Richard Segal est commercial. Il vient
de changer de boîte pour un salaire plus avantageux. Pour peu qu'il ramène des contrats signés en bonne et due forme, il touchera bientôt une prime conséquente. Le problème est là, en
fait. A l'instant où commence cette histoire, il n'est pas parvenu à
en dégoter un seul et sa hiérarchie, bien sûr, commence à lui
mettre la pression. Richard est marié à Paula. Celle-ci l'a trompé
il y a quelque temps et malgré cette légère entrave sur la voie de
leur harmonie, ils ont tout de même décidé de continuer ensemble
en suivant les préceptes de la plan-plan attitude. Ils se disputent
de temps en temps et Richard s'excuse toujours pour arrondir les
angles. Cerise sur le gâteau, ils ont un chien, un emmerdeur de chien
qui aboie sans cesse et qu'il faut bien évidemment sortir, ce qui
permet à Richard de décompresser ou de se recentrer sur des
priorités de vie... A chacun sa méthode.
Il
aurait pu surmonter la pression générée par son nouveau poste, il
aurait pu redonner un nouvel et bel élan à son couple. Oui, il
aurait pu. Seulement tout part en vrille au moment où il croise une
vieille connaissance dans le quartier d'affaires de Manhattan. En
guise de connaissance, un homme qui, à l'âge de 17 printemps avait
violé Richard 12 ans d'âge. Richard ne parvient alors plus à
refouler cet épisode comme il était pourtant parvenu à le faire
jusque-là. De bien drôles d'idées le submergent alors et un air de
vengeance s'infiltre dans les vapeurs d'alcool qu'il laisse à
nouveau échapper.
On a
tout dans ce bouquin d'à peine plus de 300 pages : le noir, le
grinçant, la critique sociale - parce que sinon ce ne serait
pas marrant - et une chute qui vaut à elle toute seule tout le
plaisir de la lecture. Jason Starr est épatant dans sa description
de l'univers impitoyable du travail en entreprise et de la course au
fric. Pour vous donner une idée : pas de contrat(s), pas
d'ami(s) ; des contrats et c'est tout le personnel qui vient vous
manger dans la main, qui vous porte aux nues et ne jure que par
vous ! De l'individualisme, de l'opportunisme, du faux-cuisme à
la solde d'une société de consommation pas du tout, mais alors pas
du tout repliée sur elle-même.
Jason
Starr excelle aussi dans les émotions qu'il parvient à susciter,
grâce à son style, à son humour dévastateur et à un sens du
dialogue qui fait mouche à tous les coups. Tout ceci s'affiche à
travers le prisme de Richard, narrateur de l'histoire, pour lequel on
éprouve une sorte de pitié à double sens. On devient révolté
lorsque le souvenir du viol se rappelle à lui, on est sensible à sa
fragilité devant son incapacité à trouver des prises pour éviter
de sombrer et, d'un autre côté, on le trouve pathétique dans son
recours à l'autoappitoiement permanent ainsi que dans son aspiration
au bonheur, aspiration travestie par le système pourri dans lequel il végète. Autant vous le dire, se glisser dans sa tête
revient à pénétrer dans une antre de complexité renversante.
N'ayez
crainte, on en ressort indemne.
Enfin, normalement...
Mauvais Karma, de Jason Starr, traduit de l'anglais (Etats-unis) par Marie Ollivier-Caudray, Rivages (Rivages/noir), 2005, 304 p.
4 commentaires:
J'ai découvert Jason Starr l'année dernière, j'ai enchaîné plusieurs romans de lui tellement j'ai accroché. Mauvais karma est excellent !!!

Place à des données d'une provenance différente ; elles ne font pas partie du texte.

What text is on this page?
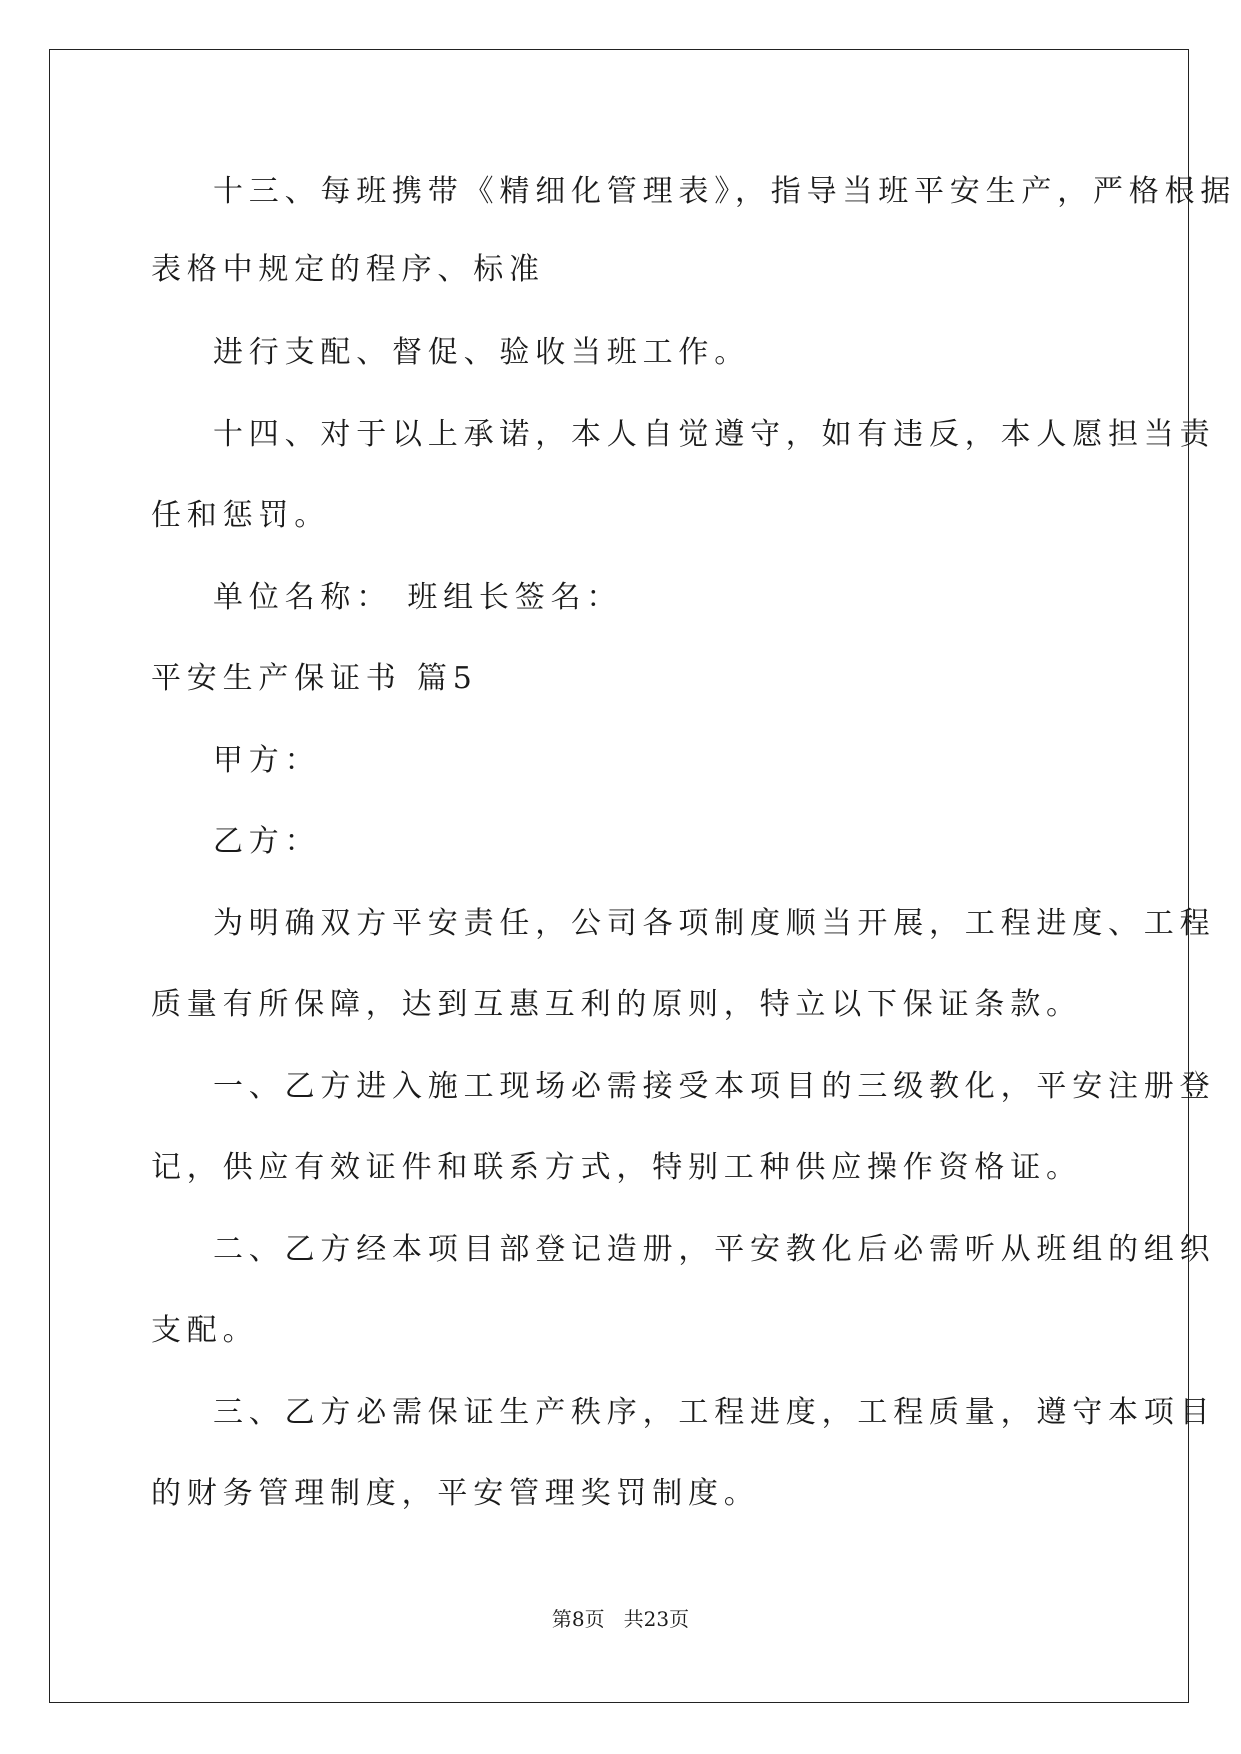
十三、每班携带《精细化管理表》，指导当班平安生产，严格根据
表格中规定的程序、标准
进行支配、督促、验收当班工作。
十四、对于以上承诺，本人自觉遵守，如有违反，本人愿担当责
任和惩罚。
单位名称： 班组长签名：
平安生产保证书 篇5
甲方：
乙方：
为明确双方平安责任，公司各项制度顺当开展，工程进度、工程
质量有所保障，达到互惠互利的原则，特立以下保证条款。
一、乙方进入施工现场必需接受本项目的三级教化，平安注册登
记，供应有效证件和联系方式，特别工种供应操作资格证。
二、乙方经本项目部登记造册，平安教化后必需听从班组的组织
支配。
三、乙方必需保证生产秩序，工程进度，工程质量，遵守本项目
的财务管理制度，平安管理奖罚制度。
第8页 共23页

Je viens de finir il y a peu le "Frères de Brooklyn", pas mal du tout non plus ! En tout cas, le côté pathétique des personnages est là une fois de plus, c'est délicieux à souhait !
oui tout à fait personnage pathétique que l'on retrouve aussi dans "Loser" que j'ai lu : http://fromtheavenue.blogspot.fr/2012/09/loser-de-jason-starr.html ;-)
Oui, j'avais lu ta chronique mais j'invite tous ceux qui lisent ce commentaire à le faire aussi. De belles heures de lecture en perspective en tout cas !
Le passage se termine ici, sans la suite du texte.